When we feel stressed or tensed, we always desire to return to our childhoods when we don’t have demanding responsibilities to do. But what most of us don’t know, is that even very young children have worries and feel stress to some degree. Stress is considered to be an unavoidable part of life. A certain amount of stress is normal and necessary for survival as it helps children develop the skills they need to cope with new situations and build resilience. Childhood stress can be present in any setting that requires the child to adapt or change and it can present with a large number of physical and emotional signs and symptoms. Here are 4 signs your child is stressed:
1. Nightmares: Sleep-related fear is a common response to stressful or traumatic experiences. Telling your child stories about other kids with feelings just like theirs can help them feel better. It lets them know that you understand their feelings.
2. Bedwetting: According to KidsHealth.org, one of the symptoms of childhood stress is bedwetting, especially if it’s “sudden” and they don’t have a history of the problem. Children that are feeling insecure or have a lot on their minds may miss toileting cues. Although there are many other medical conditions that can cause bedwetting, it is always better to look for potential sources of stress. It’s best to reassure your child that you are not angry when he has an accident and to have a non-threatening conversation with your children about what’s bothering them.

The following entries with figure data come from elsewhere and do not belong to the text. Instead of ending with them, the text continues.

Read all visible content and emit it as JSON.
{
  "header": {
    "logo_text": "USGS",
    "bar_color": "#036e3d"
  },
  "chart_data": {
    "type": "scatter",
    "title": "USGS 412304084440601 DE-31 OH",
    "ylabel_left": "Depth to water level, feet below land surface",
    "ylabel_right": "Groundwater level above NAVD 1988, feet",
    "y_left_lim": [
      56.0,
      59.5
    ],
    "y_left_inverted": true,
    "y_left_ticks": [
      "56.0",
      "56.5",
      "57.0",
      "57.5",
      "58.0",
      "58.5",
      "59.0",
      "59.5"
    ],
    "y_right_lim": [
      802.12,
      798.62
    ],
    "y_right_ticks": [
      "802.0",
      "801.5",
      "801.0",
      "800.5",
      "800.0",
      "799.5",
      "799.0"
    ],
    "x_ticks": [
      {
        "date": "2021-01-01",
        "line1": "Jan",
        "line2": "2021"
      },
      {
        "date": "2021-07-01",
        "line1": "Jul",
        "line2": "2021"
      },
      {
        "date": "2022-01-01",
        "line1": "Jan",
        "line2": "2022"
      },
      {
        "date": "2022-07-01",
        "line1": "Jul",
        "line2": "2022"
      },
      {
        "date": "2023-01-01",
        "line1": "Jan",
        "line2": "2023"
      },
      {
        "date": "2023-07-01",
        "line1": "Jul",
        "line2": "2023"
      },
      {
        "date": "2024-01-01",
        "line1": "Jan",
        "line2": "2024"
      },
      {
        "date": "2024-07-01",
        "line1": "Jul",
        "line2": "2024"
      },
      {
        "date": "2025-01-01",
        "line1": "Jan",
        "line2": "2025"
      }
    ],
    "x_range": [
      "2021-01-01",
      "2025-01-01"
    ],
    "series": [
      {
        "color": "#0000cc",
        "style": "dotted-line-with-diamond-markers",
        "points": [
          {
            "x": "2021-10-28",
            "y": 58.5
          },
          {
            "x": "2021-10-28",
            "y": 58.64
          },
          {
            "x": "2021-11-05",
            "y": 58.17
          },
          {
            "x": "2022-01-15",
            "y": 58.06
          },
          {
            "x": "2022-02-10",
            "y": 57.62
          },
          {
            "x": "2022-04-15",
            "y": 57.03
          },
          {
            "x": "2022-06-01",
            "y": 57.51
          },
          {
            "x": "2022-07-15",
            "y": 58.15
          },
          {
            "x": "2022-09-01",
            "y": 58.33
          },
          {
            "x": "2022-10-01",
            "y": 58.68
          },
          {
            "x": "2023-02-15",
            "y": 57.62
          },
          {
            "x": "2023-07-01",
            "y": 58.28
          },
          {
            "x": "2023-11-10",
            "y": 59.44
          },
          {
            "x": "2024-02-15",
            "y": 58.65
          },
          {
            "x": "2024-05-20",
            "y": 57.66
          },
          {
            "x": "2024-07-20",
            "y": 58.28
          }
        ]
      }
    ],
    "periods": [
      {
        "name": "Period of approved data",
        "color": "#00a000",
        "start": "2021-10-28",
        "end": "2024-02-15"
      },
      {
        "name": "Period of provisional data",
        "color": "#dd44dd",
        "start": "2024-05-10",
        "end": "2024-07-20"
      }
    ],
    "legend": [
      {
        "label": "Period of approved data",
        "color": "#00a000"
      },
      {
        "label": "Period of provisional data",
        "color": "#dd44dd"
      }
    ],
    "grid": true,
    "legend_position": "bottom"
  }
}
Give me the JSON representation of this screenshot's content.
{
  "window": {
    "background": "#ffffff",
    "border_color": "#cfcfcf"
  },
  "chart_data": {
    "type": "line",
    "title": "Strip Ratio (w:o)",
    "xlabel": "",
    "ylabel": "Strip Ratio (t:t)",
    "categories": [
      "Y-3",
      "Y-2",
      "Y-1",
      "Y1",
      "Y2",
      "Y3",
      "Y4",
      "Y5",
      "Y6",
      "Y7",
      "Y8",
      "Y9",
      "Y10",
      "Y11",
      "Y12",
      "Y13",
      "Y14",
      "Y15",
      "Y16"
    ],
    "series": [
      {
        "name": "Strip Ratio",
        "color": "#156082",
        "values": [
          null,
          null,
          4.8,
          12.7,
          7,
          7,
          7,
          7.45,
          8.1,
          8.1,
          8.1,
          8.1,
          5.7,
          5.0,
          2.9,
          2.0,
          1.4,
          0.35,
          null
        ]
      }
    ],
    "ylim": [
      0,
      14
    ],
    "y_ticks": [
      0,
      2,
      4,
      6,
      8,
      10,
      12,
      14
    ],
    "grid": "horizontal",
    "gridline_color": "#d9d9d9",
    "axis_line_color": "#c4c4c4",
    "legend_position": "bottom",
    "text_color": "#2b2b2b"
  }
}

3. Aggression: If you notice that your child starts reacting with physical aggression or verbal aggression, it may be a sign that he/she is under stress. Also, children tend to have difficulty completing tasks that require patience, when they are under stress. Generally, children don’t like to be aggressive, and it’s often the feeling of being overwhelmed that drives the behavior. When you child starts doing any aggressive action, it is important not to lash out at him, as this will make him more aggressive. Try to talk with him in a friendly way or consult an expert if your conversation didn’t have an effective result.
4. Physical Symptoms: As chronic stress can have negative physical impacts on you, it is the same case for your children. They may start complaining about certain illnesses out of the blue, and if they persist you definitely shouldn’t ignore them.
These physical signs of stress include headaches, chest pain, tummy aches, anxiety, and fatigue, according to PsychCentral.com. Your doctor or pediatrician may be able to define these symptoms and trace them to their cause.